Troy works to rebrand with Bigfoot

Many small towns are looking at rebranding to draw in new residents, businesses and tourists. The small town of Troy — located near the Uwharrie National Forest and the county seat of Montgomery County — is really thinking outside of the box with the idea they are currently tossing around. They are thinking of creative ways to incorporate the legendary creature Bigfoot into the town via its tourism, promotional materials and in various festivals throughout the year.

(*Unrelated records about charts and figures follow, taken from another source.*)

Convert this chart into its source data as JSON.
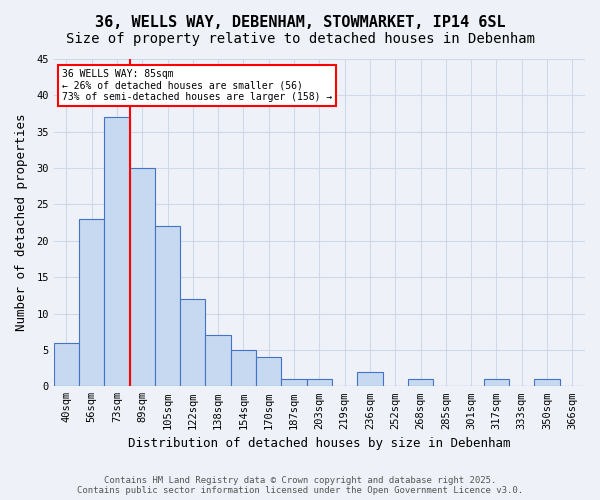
{
  "title1": "36, WELLS WAY, DEBENHAM, STOWMARKET, IP14 6SL",
  "title2": "Size of property relative to detached houses in Debenham",
  "xlabel": "Distribution of detached houses by size in Debenham",
  "ylabel": "Number of detached properties",
  "bin_labels": [
    "40sqm",
    "56sqm",
    "73sqm",
    "89sqm",
    "105sqm",
    "122sqm",
    "138sqm",
    "154sqm",
    "170sqm",
    "187sqm",
    "203sqm",
    "219sqm",
    "236sqm",
    "252sqm",
    "268sqm",
    "285sqm",
    "301sqm",
    "317sqm",
    "333sqm",
    "350sqm",
    "366sqm"
  ],
  "values": [
    6,
    23,
    37,
    30,
    22,
    12,
    7,
    5,
    4,
    1,
    1,
    0,
    2,
    0,
    1,
    0,
    0,
    1,
    0,
    1,
    0
  ],
  "bar_color": "#c6d9f1",
  "bar_edge_color": "#4472c4",
  "red_line_x": 2.5,
  "annotation_text": "36 WELLS WAY: 85sqm\n← 26% of detached houses are smaller (56)\n73% of semi-detached houses are larger (158) →",
  "annotation_box_color": "white",
  "annotation_box_edge": "red",
  "grid_color": "#d0d8e8",
  "background_color": "#eef2f8",
  "ylim": [
    0,
    45
  ],
  "yticks": [
    0,
    5,
    10,
    15,
    20,
    25,
    30,
    35,
    40,
    45
  ],
  "footnote": "Contains HM Land Registry data © Crown copyright and database right 2025.\nContains public sector information licensed under the Open Government Licence v3.0.",
  "title_fontsize": 11,
  "subtitle_fontsize": 10,
  "axis_label_fontsize": 9,
  "tick_fontsize": 7.5,
  "footnote_fontsize": 6.5
}
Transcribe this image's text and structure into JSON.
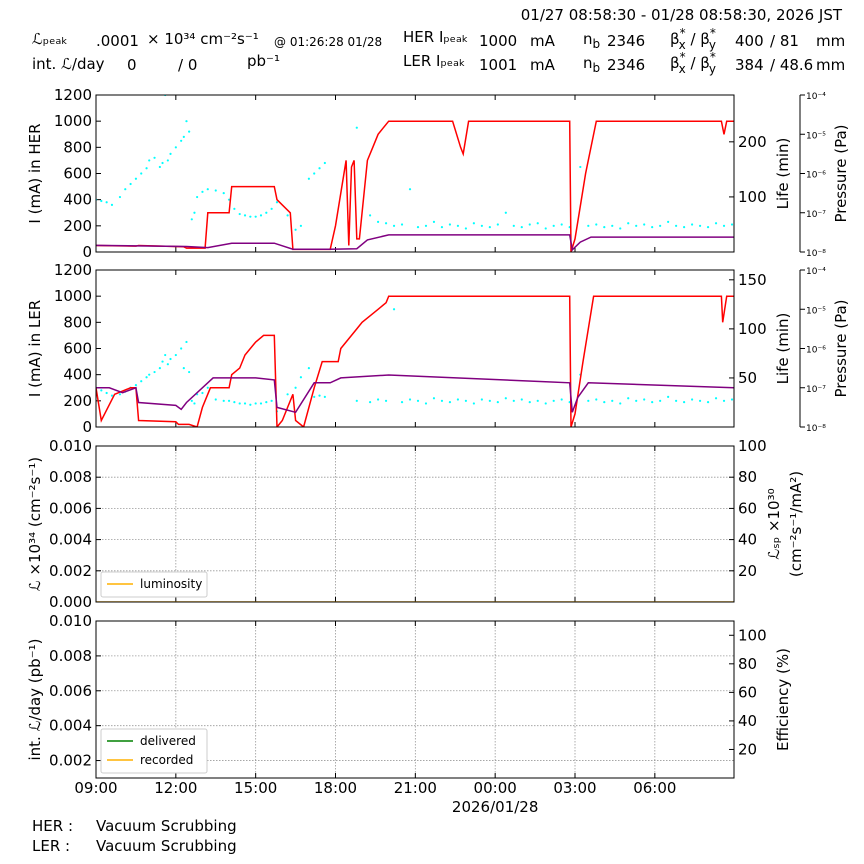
{
  "header": {
    "period": "01/27 08:58:30 - 01/28 08:58:30, 2026 JST",
    "lumi_peak_label": "ℒₚₑₐₖ",
    "lumi_peak_value": ".0001",
    "lumi_unit": "× 10³⁴ cm⁻²s⁻¹",
    "lumi_peak_time": "@ 01:26:28 01/28",
    "int_lumi_label": "int. ℒ/day",
    "int_lumi_delivered": "0",
    "int_lumi_recorded": "/ 0",
    "int_lumi_unit": "pb⁻¹",
    "her": {
      "label": "HER Iₚₑₐₖ",
      "current": "1000",
      "unit": "mA",
      "nb_label": [
        "n",
        "b"
      ],
      "nb": "2346",
      "beta_label": [
        "β",
        "*",
        "x",
        " / β",
        "*",
        "y"
      ],
      "beta_x": "400",
      "beta_y": "/ 81",
      "beta_unit": "mm"
    },
    "ler": {
      "label": "LER Iₚₑₐₖ",
      "current": "1001",
      "unit": "mA",
      "nb_label": [
        "n",
        "b"
      ],
      "nb": "2346",
      "beta_label": [
        "β",
        "*",
        "x",
        " / β",
        "*",
        "y"
      ],
      "beta_x": "384",
      "beta_y": "/ 48.6",
      "beta_unit": "mm"
    }
  },
  "footer": {
    "her_label": "HER :",
    "her_status": "Vacuum Scrubbing",
    "ler_label": "LER :",
    "ler_status": "Vacuum Scrubbing"
  },
  "chart_data": [
    {
      "type": "line",
      "ylabel": "I (mA) in HER",
      "ylim": [
        0,
        1200
      ],
      "yticks": [
        0,
        200,
        400,
        600,
        800,
        1000,
        1200
      ],
      "y2label": "Life (min)",
      "y2lim": [
        0,
        285
      ],
      "y2ticks": [
        100,
        200
      ],
      "y3label": "Pressure (Pa)",
      "y3log": true,
      "y3lim": [
        1e-08,
        0.0001
      ],
      "y3ticks": [
        {
          "value": 1e-08,
          "label": "10⁻⁸"
        },
        {
          "value": 1e-07,
          "label": "10⁻⁷"
        },
        {
          "value": 1e-06,
          "label": "10⁻⁶"
        },
        {
          "value": 1e-05,
          "label": "10⁻⁵"
        },
        {
          "value": 0.0001,
          "label": "10⁻⁴"
        }
      ],
      "xlim": [
        0,
        23.975
      ],
      "xticks": [
        0,
        3,
        6,
        9,
        12,
        15,
        18,
        21
      ],
      "grid": false,
      "series": [
        {
          "type": "scatter",
          "color": "#00ffff",
          "x": [
            0.0,
            0.2,
            0.4,
            0.6,
            0.9,
            1.1,
            1.3,
            1.5,
            1.7,
            1.9,
            2.0,
            2.2,
            2.4,
            2.5,
            2.7,
            2.8,
            3.0,
            3.2,
            3.3,
            3.5,
            2.6,
            3.4,
            3.6,
            3.7,
            3.8,
            4.0,
            4.2,
            4.5,
            4.8,
            5.0,
            5.2,
            5.4,
            5.6,
            5.8,
            6.0,
            6.2,
            6.4,
            6.6,
            6.8,
            7.2,
            7.5,
            7.7,
            8.0,
            8.2,
            8.4,
            8.6,
            9.8,
            10.3,
            10.6,
            10.9,
            11.2,
            11.5,
            11.8,
            12.1,
            12.4,
            12.7,
            13.0,
            13.3,
            13.6,
            13.9,
            14.2,
            14.5,
            14.8,
            15.1,
            15.4,
            15.7,
            16.0,
            16.3,
            16.6,
            16.9,
            17.2,
            17.5,
            17.8,
            18.2,
            18.5,
            18.8,
            19.1,
            19.4,
            19.7,
            20.0,
            20.3,
            20.6,
            20.9,
            21.2,
            21.5,
            21.8,
            22.1,
            22.4,
            22.7,
            23.0,
            23.3,
            23.6,
            23.9
          ],
          "values": [
            400,
            390,
            380,
            360,
            420,
            480,
            520,
            560,
            600,
            640,
            700,
            720,
            650,
            680,
            700,
            750,
            800,
            850,
            880,
            920,
            1200,
            1000,
            250,
            300,
            420,
            460,
            480,
            470,
            450,
            400,
            330,
            290,
            280,
            270,
            270,
            280,
            300,
            330,
            380,
            280,
            170,
            200,
            560,
            600,
            640,
            680,
            950,
            280,
            230,
            220,
            200,
            210,
            480,
            190,
            200,
            230,
            190,
            210,
            200,
            180,
            220,
            200,
            190,
            210,
            300,
            200,
            190,
            210,
            220,
            180,
            200,
            210,
            190,
            650,
            200,
            210,
            190,
            200,
            180,
            220,
            200,
            210,
            190,
            200,
            230,
            200,
            190,
            210,
            200,
            190,
            220,
            200,
            210
          ]
        },
        {
          "type": "line",
          "color": "#ff0000",
          "x": [
            0,
            1.5,
            1.6,
            3.3,
            3.4,
            4.1,
            4.2,
            5.0,
            5.1,
            6.7,
            6.8,
            7.3,
            7.4,
            8.8,
            9.0,
            9.4,
            9.5,
            9.6,
            9.7,
            9.8,
            9.9,
            10.2,
            10.4,
            10.6,
            10.8,
            11.0,
            13.4,
            13.7,
            13.8,
            14.0,
            14.2,
            17.8,
            17.85,
            18.0,
            18.4,
            18.8,
            23.5,
            23.6,
            23.7,
            23.975
          ],
          "values": [
            50,
            45,
            50,
            40,
            30,
            30,
            300,
            300,
            500,
            500,
            400,
            300,
            20,
            20,
            200,
            700,
            50,
            650,
            700,
            100,
            100,
            700,
            800,
            900,
            950,
            1000,
            1000,
            800,
            750,
            1000,
            1000,
            1000,
            0,
            100,
            600,
            1000,
            1000,
            900,
            1000,
            1000
          ]
        },
        {
          "type": "line",
          "color": "#800080",
          "axis": "y2",
          "x": [
            0,
            3.4,
            4.2,
            5.1,
            6.7,
            7.4,
            8.8,
            9.8,
            10.2,
            11.0,
            17.8,
            17.9,
            18.2,
            18.6,
            23.975
          ],
          "values": [
            12,
            10,
            8,
            16,
            16,
            5,
            5,
            6,
            22,
            31,
            31,
            4,
            18,
            27,
            27
          ]
        }
      ]
    },
    {
      "type": "line",
      "ylabel": "I (mA) in LER",
      "ylim": [
        0,
        1200
      ],
      "yticks": [
        0,
        200,
        400,
        600,
        800,
        1000,
        1200
      ],
      "y2label": "Life (min)",
      "y2lim": [
        0,
        160
      ],
      "y2ticks": [
        50,
        100,
        150
      ],
      "y3label": "Pressure (Pa)",
      "y3log": true,
      "y3lim": [
        1e-08,
        0.0001
      ],
      "y3ticks": [
        {
          "value": 1e-08,
          "label": "10⁻⁸"
        },
        {
          "value": 1e-07,
          "label": "10⁻⁷"
        },
        {
          "value": 1e-06,
          "label": "10⁻⁶"
        },
        {
          "value": 1e-05,
          "label": "10⁻⁵"
        },
        {
          "value": 0.0001,
          "label": "10⁻⁴"
        }
      ],
      "xlim": [
        0,
        23.975
      ],
      "xticks": [
        0,
        3,
        6,
        9,
        12,
        15,
        18,
        21
      ],
      "grid": false,
      "series": [
        {
          "type": "scatter",
          "color": "#00ffff",
          "x": [
            0.0,
            0.2,
            0.4,
            0.6,
            0.9,
            1.1,
            1.3,
            1.5,
            1.7,
            1.9,
            2.0,
            2.2,
            2.4,
            2.5,
            2.7,
            2.8,
            3.0,
            3.2,
            3.3,
            3.5,
            2.6,
            3.4,
            3.6,
            3.7,
            3.8,
            4.0,
            4.2,
            4.5,
            4.8,
            5.0,
            5.2,
            5.4,
            5.6,
            5.8,
            6.0,
            6.2,
            6.4,
            6.6,
            6.8,
            7.2,
            7.5,
            7.7,
            8.0,
            8.2,
            8.4,
            8.6,
            9.8,
            10.3,
            10.6,
            10.9,
            11.2,
            11.5,
            11.8,
            12.1,
            12.4,
            12.7,
            13.0,
            13.3,
            13.6,
            13.9,
            14.2,
            14.5,
            14.8,
            15.1,
            15.4,
            15.7,
            16.0,
            16.3,
            16.6,
            16.9,
            17.2,
            17.5,
            17.8,
            18.2,
            18.5,
            18.8,
            19.1,
            19.4,
            19.7,
            20.0,
            20.3,
            20.6,
            20.9,
            21.2,
            21.5,
            21.8,
            22.1,
            22.4,
            22.7,
            23.0,
            23.3,
            23.6,
            23.9
          ],
          "values": [
            300,
            280,
            260,
            240,
            250,
            270,
            300,
            320,
            350,
            380,
            400,
            420,
            450,
            500,
            480,
            520,
            550,
            600,
            450,
            420,
            550,
            650,
            200,
            180,
            250,
            260,
            300,
            210,
            200,
            200,
            190,
            180,
            180,
            170,
            180,
            180,
            190,
            200,
            120,
            250,
            300,
            380,
            450,
            230,
            240,
            230,
            200,
            190,
            210,
            200,
            900,
            190,
            210,
            200,
            180,
            220,
            200,
            190,
            210,
            200,
            180,
            210,
            200,
            190,
            220,
            200,
            210,
            190,
            200,
            180,
            200,
            210,
            190,
            400,
            200,
            210,
            190,
            200,
            180,
            220,
            200,
            210,
            190,
            200,
            230,
            200,
            190,
            210,
            200,
            190,
            220,
            200,
            210
          ]
        },
        {
          "type": "line",
          "color": "#ff0000",
          "x": [
            0,
            0.2,
            0.7,
            1.3,
            1.5,
            1.6,
            3.0,
            3.1,
            3.5,
            3.8,
            4.0,
            4.3,
            5.0,
            5.1,
            5.4,
            5.6,
            6.0,
            6.3,
            6.7,
            6.8,
            7.0,
            7.2,
            7.4,
            7.5,
            7.8,
            8.2,
            8.5,
            9.1,
            9.2,
            9.6,
            9.8,
            10.0,
            10.3,
            10.6,
            10.9,
            11.0,
            17.8,
            17.85,
            18.0,
            18.3,
            18.7,
            23.5,
            23.55,
            23.7,
            23.975
          ],
          "values": [
            300,
            50,
            250,
            300,
            300,
            50,
            40,
            20,
            20,
            0,
            150,
            300,
            300,
            400,
            450,
            550,
            650,
            700,
            700,
            0,
            50,
            150,
            250,
            50,
            0,
            300,
            500,
            500,
            600,
            700,
            750,
            800,
            850,
            900,
            950,
            1000,
            1000,
            0,
            100,
            500,
            1000,
            1000,
            800,
            1000,
            1000
          ]
        },
        {
          "type": "line",
          "color": "#800080",
          "axis": "y2",
          "x": [
            0,
            0.5,
            1.0,
            1.5,
            1.6,
            3.0,
            3.2,
            3.4,
            4.4,
            6.0,
            6.7,
            6.8,
            7.5,
            8.2,
            8.8,
            9.2,
            11.0,
            17.8,
            17.9,
            18.1,
            18.5,
            23.975
          ],
          "values": [
            40,
            40,
            35,
            40,
            25,
            22,
            18,
            25,
            50,
            50,
            48,
            20,
            15,
            45,
            45,
            50,
            53,
            45,
            15,
            30,
            45,
            40
          ]
        }
      ]
    },
    {
      "type": "line",
      "ylabel": "ℒ ×10³⁴ (cm⁻²s⁻¹)",
      "ylim": [
        0,
        0.01
      ],
      "yticks": [
        {
          "value": 0,
          "label": "0.000"
        },
        {
          "value": 0.002,
          "label": "0.002"
        },
        {
          "value": 0.004,
          "label": "0.004"
        },
        {
          "value": 0.006,
          "label": "0.006"
        },
        {
          "value": 0.008,
          "label": "0.008"
        },
        {
          "value": 0.01,
          "label": "0.010"
        }
      ],
      "y2label": [
        "ℒₛₚ ×10³⁰",
        "(cm⁻²s⁻¹/mA²)"
      ],
      "y2lim": [
        0,
        100
      ],
      "y2ticks": [
        20,
        40,
        60,
        80,
        100
      ],
      "xlim": [
        0,
        23.975
      ],
      "xticks": [
        0,
        3,
        6,
        9,
        12,
        15,
        18,
        21
      ],
      "grid": true,
      "legend": "lower left",
      "series": [
        {
          "name": "luminosity",
          "type": "line",
          "color": "#ffb000",
          "x": [
            0,
            23.975
          ],
          "values": [
            0,
            0
          ]
        }
      ]
    },
    {
      "type": "line",
      "ylabel": "int. ℒ/day (pb⁻¹)",
      "ylim": [
        0.001,
        0.01
      ],
      "yticks": [
        {
          "value": 0.002,
          "label": "0.002"
        },
        {
          "value": 0.004,
          "label": "0.004"
        },
        {
          "value": 0.006,
          "label": "0.006"
        },
        {
          "value": 0.008,
          "label": "0.008"
        },
        {
          "value": 0.01,
          "label": "0.010"
        }
      ],
      "y2label": "Efficiency (%)",
      "y2lim": [
        0,
        110
      ],
      "y2ticks": [
        20,
        40,
        60,
        80,
        100
      ],
      "xlim": [
        0,
        23.975
      ],
      "xticks": [
        {
          "value": 0,
          "label": "09:00"
        },
        {
          "value": 3,
          "label": "12:00"
        },
        {
          "value": 6,
          "label": "15:00"
        },
        {
          "value": 9,
          "label": "18:00"
        },
        {
          "value": 12,
          "label": "21:00"
        },
        {
          "value": 15,
          "label": "00:00"
        },
        {
          "value": 18,
          "label": "03:00"
        },
        {
          "value": 21,
          "label": "06:00"
        }
      ],
      "x_date_tick": {
        "value": 15,
        "label": "2026/01/28"
      },
      "grid": true,
      "legend": "lower left",
      "series": [
        {
          "name": "delivered",
          "type": "line",
          "color": "#008000",
          "x": [
            0,
            23.975
          ],
          "values": [
            0,
            0
          ]
        },
        {
          "name": "recorded",
          "type": "line",
          "color": "#ffb000",
          "x": [
            0,
            23.975
          ],
          "values": [
            0,
            0
          ]
        }
      ]
    }
  ]
}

You read that right — Bigfoot. “We want to embrace the aspect of the Uwharries being centrally located,” said Johnson Bray, who is the town of Troy’s planning director. “We think of ourselves as the base camp to adventure and want to gear ourselves towards more physical activity.

City of Hendersonville announces "Trash Trout"

City stormwater staff, in partnership with non-profit organizations Asheville GreenWorks and Mountain True have installed a trash collection device on Mud Creek in an effort to reduce floating trash in Mud Creek. This project will offer opportunities for public education and outreach as well as generate public involvement in water quality and stormwater management. The device, named the "Trash Trout" was designed and built by the Asheville GreenWorks organization. Its purpose is to sit in a flowing waterway and collect floatables as they move downstream with the current. Similar devices have been successfully installed in other municipalities including Waycross.

New businesses breathing fresh life into downtown Smithfield

The Town of Smithfield has been working to recover from Hurricane Matthew since the storm rolled through North Carolina last fall. Businesses that have opened near downtown are breathing new life into historic parts of Smithfield. Four new businesses have opened in the last four months, and more are on the way. "I think this street right here, 3rd Street, is beginning to look like Salem Street in Apex," Jud Patterson said. "Where it's just cool shop after cool shop. And we are trying to add to that." Patterson is putting the final touches on The Oak City Collective, a business he's had for several years.